Auctions were one example of a financially-efficient technology that didn’t take into account customer needs. While they may deliver parts at lower prices, they added compliance, quality, and reliability questions that buyers just didn’t think were worth the hassle. “Auctions have a rather unhappy characteristic of undermining long-standing [supplier] relationships,” Day says.


This mis-gauging of markets happened in B2C realms as well. Online pharmacies couldn’t break the relationship of pharmaceutical benefit managers with major employers and health plans, the study says, and on-line auto dealerships were hobbled by restrictive state regulations that prevented them from clinching sales.


But startups can still find success in re-formed markets. “The winners will be the companies enhancing, not replacing, traditional industry relationships,” the study says.


Take Neoforma, which started out as an open exchange for medical products. After its IPO, it used the money to transform itself into a software company that builds marketplaces to help manage existing relationships. SciQuest started out as an independent exchange for life sciences customers, but eventually ratcheted down to building private markets for a score of top-tier drug companies.


Lessons for Entrepreneurs

The fate of B2B exchanges offers important lessons for entrepreneurs, Day and Fein say.

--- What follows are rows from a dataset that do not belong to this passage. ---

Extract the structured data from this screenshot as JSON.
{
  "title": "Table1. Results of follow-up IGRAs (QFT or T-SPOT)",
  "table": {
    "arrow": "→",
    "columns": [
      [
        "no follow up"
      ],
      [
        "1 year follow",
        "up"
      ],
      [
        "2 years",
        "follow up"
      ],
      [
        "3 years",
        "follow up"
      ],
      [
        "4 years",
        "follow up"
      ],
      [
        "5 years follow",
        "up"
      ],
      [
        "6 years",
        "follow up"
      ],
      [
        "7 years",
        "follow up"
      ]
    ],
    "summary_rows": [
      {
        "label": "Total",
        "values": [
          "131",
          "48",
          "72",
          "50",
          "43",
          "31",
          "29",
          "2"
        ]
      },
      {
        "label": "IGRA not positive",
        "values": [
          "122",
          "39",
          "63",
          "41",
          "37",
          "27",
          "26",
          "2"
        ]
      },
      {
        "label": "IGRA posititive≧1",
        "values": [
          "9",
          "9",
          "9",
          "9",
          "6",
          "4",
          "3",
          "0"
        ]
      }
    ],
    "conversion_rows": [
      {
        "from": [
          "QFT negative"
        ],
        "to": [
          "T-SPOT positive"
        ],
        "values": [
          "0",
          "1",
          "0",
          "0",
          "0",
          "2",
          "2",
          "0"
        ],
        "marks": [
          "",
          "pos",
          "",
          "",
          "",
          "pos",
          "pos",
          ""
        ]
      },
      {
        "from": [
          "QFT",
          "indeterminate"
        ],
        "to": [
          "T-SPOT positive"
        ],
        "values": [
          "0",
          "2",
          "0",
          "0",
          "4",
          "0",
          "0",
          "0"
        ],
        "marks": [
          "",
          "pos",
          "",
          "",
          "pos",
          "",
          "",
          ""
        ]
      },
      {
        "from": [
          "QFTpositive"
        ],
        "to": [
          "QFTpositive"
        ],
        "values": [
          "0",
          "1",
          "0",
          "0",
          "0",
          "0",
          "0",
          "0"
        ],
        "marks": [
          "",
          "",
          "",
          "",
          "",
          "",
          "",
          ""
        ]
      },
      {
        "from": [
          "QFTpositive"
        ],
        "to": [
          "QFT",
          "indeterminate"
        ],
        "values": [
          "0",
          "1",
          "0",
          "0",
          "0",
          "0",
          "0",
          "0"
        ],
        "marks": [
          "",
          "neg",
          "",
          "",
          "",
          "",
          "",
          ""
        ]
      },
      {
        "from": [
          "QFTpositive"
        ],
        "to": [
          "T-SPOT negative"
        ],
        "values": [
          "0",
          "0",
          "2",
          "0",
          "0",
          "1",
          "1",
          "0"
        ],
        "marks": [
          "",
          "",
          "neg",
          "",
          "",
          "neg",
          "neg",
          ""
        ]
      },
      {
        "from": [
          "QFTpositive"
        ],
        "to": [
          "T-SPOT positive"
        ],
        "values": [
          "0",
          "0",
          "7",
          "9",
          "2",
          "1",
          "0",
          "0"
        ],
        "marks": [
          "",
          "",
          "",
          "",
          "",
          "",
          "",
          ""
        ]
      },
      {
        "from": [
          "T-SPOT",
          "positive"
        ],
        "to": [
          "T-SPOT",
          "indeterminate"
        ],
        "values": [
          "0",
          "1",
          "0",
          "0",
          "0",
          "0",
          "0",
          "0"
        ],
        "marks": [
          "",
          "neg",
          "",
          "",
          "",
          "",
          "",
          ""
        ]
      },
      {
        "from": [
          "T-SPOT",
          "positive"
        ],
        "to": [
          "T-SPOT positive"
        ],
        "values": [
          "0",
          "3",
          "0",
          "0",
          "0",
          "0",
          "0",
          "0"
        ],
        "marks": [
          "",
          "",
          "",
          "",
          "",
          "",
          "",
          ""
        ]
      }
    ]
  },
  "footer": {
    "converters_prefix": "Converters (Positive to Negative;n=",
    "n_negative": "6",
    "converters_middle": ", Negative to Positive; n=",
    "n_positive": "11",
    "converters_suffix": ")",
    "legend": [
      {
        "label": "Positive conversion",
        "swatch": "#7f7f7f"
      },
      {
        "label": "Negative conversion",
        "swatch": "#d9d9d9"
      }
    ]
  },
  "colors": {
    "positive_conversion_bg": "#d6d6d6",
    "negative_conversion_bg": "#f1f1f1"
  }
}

  • Play the right game. Is your market breakthrough or re-formed? Startups in a new market should check to see if they really have an advantage against existing incumbents. In re-formed markets there’s still plenty of profit potential, but you’ve got to work with, rather than against, the existing leaders. “If you are playing the re-formed game, become a service provider,” Day says.

  • Know the competition. In re-formed markets, startups should find a niche that’s underserved, rather than aiming for the center of the market, Day says. And scope out the other players. “You have to know the game, know whether you’ve got competitive advantage over the probable entrants and not assume you’re going to be alone.”

  • Be realistic about market size. “Many of these companies overestimated the ultimate scale of their business,” Fein says. A business that locates hard-to-find items and liquidates excess inventory might make a great $50 million business – but don’t sell investors on the idea that it’s a $5 billion business, he says.

  • Grow smart. EBay and FreeMarkets have paid just as much attention to market dynamics as to technology, making key alliances (such as eBay’s with AOL) and adapting continuously to new competition. “The rewards were early profitability, large market capitalization and strong brand quality,” the study says.

Be prepared to take U-turns. Just because you picked the wrong initial strategy doesn’t mean you can’t restructure yourself into profitability. “When the loser profile fits, it is better to choose a viable strategy than to let market forces drive your fate,” the study says. The best chance for survival as an also-ran is to find a less competitive market niche; second-tier players have also found profitable homes as service providers to existing market leaders.